Introducing blast furnace gas with CO gas as main component into a boiler flue to mix with coal-fired flue gas, consuming oxygen in the flue gas, passing the mixed gas through an iron-cerium composite oxide catalyst, and utilizing the catalysis of the iron-cerium composite oxide to perform reduction reaction on the adsorbed NOx and the CO so as to reduce the NOx into harmless N₂. The redundant CO gas is catalyzed and oxidized by iron-cerium composite oxide, and partial air is introduced to oxidize the redundant CO gas into CO₂A gas.

At the temperature of 600-800 ℃, the mixed gas contains NO, CO and N₂The simulated flue gas of (2) was introduced into a catalyst sample of iron cerium composite oxide (Fe: Ce ═ 1:9) at a rate of 500ml/min, and the denitration efficiency was measured, and the results are shown in table 1.

TABLE 1

As can be seen from Table 1, the catalyst is placed in the flue at the tail of the boiler, and CO gas is introduced, so that the catalyst has good catalytic activity in the temperature range of 600-800 ℃, and the denitration conversion rate in the boiler can reach more than 80%. The method takes the flue as the reactor, has simple equipment, does not need subsequent process equipment, and has less investment, low energy consumption and good denitration effect. After the redundant CO gas is removed in the subsequent process, the secondary pollution to the environment can not be caused, and the method has good environmental benefit.

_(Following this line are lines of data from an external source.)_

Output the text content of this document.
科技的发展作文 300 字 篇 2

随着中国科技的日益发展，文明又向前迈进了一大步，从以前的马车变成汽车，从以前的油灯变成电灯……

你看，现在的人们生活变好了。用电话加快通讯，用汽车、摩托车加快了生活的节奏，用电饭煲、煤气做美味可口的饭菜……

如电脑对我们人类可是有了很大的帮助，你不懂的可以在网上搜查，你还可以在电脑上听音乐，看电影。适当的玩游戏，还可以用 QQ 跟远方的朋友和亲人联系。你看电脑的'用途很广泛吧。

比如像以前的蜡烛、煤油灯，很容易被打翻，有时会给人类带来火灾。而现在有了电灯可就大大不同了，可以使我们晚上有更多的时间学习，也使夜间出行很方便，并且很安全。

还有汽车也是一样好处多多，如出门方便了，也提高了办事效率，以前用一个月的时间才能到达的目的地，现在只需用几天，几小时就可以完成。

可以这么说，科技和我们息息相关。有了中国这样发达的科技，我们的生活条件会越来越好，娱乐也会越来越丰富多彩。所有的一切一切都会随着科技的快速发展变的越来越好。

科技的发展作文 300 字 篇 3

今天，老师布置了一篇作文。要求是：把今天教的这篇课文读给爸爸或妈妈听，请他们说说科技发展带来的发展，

The technical scheme of the invention is explained above, and the mechanical strength of the catalyst is further enhanced and the service life of the catalyst is prolonged through the technical scheme of the invention; CO is used as a reducing agent, is easy to activate and can reduce NOx. The CO source is wide, the CO can be directly obtained from the flue gas, the generation is easy, the escape phenomenon of the CO does not need to be considered, after the redundant CO gas is removed in the subsequent process, the secondary pollution to the environment is not caused, and the environmental benefit is good.

In the description herein, the description of the terms "one embodiment," "some embodiments," "specific embodiments," etc., means that a particular feature, structure, material, or characteristic described in connection with the embodiment or example is included in at least one embodiment or example of the invention. In this specification, the schematic representations of the terms used above do not necessarily refer to the same embodiment or example. Furthermore, the particular features, structures, materials, or characteristics described may be combined in any suitable manner in any one or more embodiments or examples.

The above description is only a preferred embodiment of the present invention and is not intended to limit the present invention, and various modifications and changes may be made by those skilled in the art. Any modification, equivalent replacement, or improvement made within the spirit and principle of the present invention should be included in the protection scope of the present invention.

Claims (2)

1. A coal combustion high-temperature flue gas denitration catalyst suitable for a temperature range of 700-800 ℃ is characterized by comprising the following components:

a carrier, wherein the carrier is gamma-Al₂O₃；

An active material comprising a composite oxide supported on the carrier,

wherein the active substance accounts for 1-5% of the catalyst by mass percent;

the composite oxide is an iron-cerium composite oxide, and the proportion range of the iron-cerium composite oxide is 1: 9-9: 1.

2. A method for denitration of coal combustion high-temperature flue gas is characterized by comprising the following steps:

the catalyst of claim 1 is placed in a boiler tail flue, CO gas is introduced, and the temperature of coal combustion high-temperature flue gas in the boiler tail flue is 700-800 ℃.